We asked ourselves: what if AI agents could do in 2.5 minutes what takes a human team 47? Not by guessing — by using Elasticsearch's most powerful (and most underused) features to find statistically unusual errors, match alert rules via reverse search, and generate a blameless post-mortem before the on-call engineer even finishes their coffee.

That's IncidentIQ.


What It Does

IncidentIQ is a multi-agent incident response system that turns Elasticsearch into an autonomous SRE team. Three specialized agents work like a relay race, each handing off findings to the next:

The Triage Agent is your first responder. It fires up a FORK/FUSE/RRF hybrid search to find 3 similar past incidents in milliseconds, analyzes error trends, and classifies severity. "This is a P1. Here's what happened last time."

The Investigation Agent is your detective. It runs significant_terms and discovers that connection_pool_exhausted is appearing 70x above baseline — that's your root cause, not the noisy TimeoutException flooding the logs. It maps the blast radius: order-service → payment-service → cart → 5 services total.

The PostMortem Agent is your synthesizer. It takes everything from Triage and Investigation, searches for prevention strategies, and writes a blameless post-mortem with a timeline, action items, and recommendations.

Then the workflow fires: Slack notifies #payments-team. Jira creates ticket OPS-2847. The audit log captures everything.
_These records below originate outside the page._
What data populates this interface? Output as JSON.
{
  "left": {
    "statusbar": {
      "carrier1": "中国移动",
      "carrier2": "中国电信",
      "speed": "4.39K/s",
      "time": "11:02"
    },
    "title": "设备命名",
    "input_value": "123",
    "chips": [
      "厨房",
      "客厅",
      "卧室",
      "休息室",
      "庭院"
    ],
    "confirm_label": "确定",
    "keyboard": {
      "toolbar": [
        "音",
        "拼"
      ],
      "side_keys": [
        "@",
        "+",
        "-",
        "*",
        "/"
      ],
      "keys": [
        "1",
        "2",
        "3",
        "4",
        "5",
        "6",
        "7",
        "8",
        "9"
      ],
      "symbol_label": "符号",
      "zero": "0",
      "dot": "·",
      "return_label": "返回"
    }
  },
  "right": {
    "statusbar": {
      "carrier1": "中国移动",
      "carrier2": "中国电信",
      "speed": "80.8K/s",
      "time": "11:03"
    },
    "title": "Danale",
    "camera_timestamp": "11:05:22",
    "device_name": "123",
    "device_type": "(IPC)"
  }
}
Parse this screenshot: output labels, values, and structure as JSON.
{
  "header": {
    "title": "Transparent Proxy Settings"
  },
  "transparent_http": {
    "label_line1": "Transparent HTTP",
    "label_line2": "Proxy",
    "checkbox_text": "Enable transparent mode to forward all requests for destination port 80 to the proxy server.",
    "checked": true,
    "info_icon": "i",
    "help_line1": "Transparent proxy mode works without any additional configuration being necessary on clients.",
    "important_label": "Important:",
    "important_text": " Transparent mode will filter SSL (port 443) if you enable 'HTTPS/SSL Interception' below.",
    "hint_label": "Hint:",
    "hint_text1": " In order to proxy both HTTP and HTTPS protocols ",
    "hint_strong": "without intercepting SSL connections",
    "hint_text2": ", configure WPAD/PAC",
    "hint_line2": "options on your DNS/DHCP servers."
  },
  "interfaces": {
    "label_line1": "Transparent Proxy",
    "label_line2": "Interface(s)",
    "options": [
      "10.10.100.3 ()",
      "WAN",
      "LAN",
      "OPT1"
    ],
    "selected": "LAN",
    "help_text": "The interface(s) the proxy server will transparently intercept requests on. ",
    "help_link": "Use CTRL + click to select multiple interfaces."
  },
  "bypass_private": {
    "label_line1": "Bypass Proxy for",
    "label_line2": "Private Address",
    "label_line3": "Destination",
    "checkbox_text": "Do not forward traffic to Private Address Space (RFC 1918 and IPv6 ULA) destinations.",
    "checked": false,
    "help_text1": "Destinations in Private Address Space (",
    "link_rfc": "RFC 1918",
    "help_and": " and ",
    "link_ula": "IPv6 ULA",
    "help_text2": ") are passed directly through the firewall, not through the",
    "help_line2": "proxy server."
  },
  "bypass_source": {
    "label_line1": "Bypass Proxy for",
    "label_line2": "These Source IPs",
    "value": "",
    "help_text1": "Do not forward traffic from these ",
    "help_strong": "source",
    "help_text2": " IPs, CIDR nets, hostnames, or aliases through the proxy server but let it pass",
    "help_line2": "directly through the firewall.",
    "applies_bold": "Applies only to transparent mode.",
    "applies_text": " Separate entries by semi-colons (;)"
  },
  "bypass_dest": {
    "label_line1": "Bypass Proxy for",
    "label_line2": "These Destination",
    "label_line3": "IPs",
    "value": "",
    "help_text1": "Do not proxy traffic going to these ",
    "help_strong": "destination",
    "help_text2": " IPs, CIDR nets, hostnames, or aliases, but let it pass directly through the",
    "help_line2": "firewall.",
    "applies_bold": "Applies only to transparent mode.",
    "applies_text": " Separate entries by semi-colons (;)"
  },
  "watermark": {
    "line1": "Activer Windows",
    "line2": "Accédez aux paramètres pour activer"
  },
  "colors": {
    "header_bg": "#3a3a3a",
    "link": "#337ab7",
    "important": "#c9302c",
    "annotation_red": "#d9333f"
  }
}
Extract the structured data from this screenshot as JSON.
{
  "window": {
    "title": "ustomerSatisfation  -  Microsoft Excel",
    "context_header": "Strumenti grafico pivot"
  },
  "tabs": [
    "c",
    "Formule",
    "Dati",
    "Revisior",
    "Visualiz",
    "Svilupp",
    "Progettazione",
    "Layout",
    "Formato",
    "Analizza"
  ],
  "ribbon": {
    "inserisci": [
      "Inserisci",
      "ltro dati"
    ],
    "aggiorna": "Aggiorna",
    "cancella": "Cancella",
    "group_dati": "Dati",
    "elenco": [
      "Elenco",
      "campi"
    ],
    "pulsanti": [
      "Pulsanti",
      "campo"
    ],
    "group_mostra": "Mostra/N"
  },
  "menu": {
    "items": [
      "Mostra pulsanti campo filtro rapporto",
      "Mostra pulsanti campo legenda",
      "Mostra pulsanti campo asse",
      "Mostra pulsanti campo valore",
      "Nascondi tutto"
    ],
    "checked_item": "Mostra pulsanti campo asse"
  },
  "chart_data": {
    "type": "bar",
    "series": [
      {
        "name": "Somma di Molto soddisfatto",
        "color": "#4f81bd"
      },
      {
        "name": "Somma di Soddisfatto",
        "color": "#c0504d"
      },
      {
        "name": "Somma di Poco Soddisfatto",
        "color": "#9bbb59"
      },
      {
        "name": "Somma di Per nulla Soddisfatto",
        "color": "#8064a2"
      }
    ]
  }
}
Total elapsed time: 2 minutes 30 seconds.

A React 19 dashboard with 9 pages brings it all to life — animated pipeline visualizations, blast radius cascade graphs, live revenue counters, and a guided demo mode that tells the full "3 AM Incident" story.


How We Built It

Architecture

IncidentIQ Architecture

The Agents

Triage AgentThe First Responder

Fast, decisive, gets you oriented in 60 seconds. Uses FORK/FUSE/RRF hybrid search to find similar past incidents instantly. Tools: hybrid_rag_search · error_trend_analysis · service_error_breakdown · search_runbooks

Investigation AgentThe Detective

Doesn't accept "TimeoutException" as root cause — digs deeper. significant_terms finds what's statistically unusual, not what's common. Tools: anomaly_detector · pipeline_aggregations · percolate_queries · host_correlation

PostMortem AgentThe Synthesizer

Turns chaos into a structured blameless report. Combines all findings + prevention strategies from the knowledge base. Tools: hybrid_rag_search · blameless_report · search_runbooks

Ops AgentThe Fallback

Swiss-army knife for when you need one agent to do it all. Access to all 11 tools in a single pass. Tools: All tools combined

Tech Stack

Backend — Elasticsearch:

  • Elasticsearch 9.x (Serverless or self-managed)
  • Kibana Agent Builder (GA, Jan 2026) — 4 agents, multi-agent orchestration
  • ES|QL — 10+ parameterized tool queries with FORK/FUSE/RRF
  • Elastic Workflows — 6-phase YAML automation
  • Transforms — Continuous materialized views for real-time dashboards
  • Python 3.10+ — 12,000+ engineered log entries with per-service error profiles

Frontend — React Dashboard:

  • React 19 + TypeScript 5.9 + Vite 7
  • Tailwind CSS 4 (dark SRE theme) + Radix UI
  • Framer Motion (animations) + Recharts (data viz) + Lucide React (icons)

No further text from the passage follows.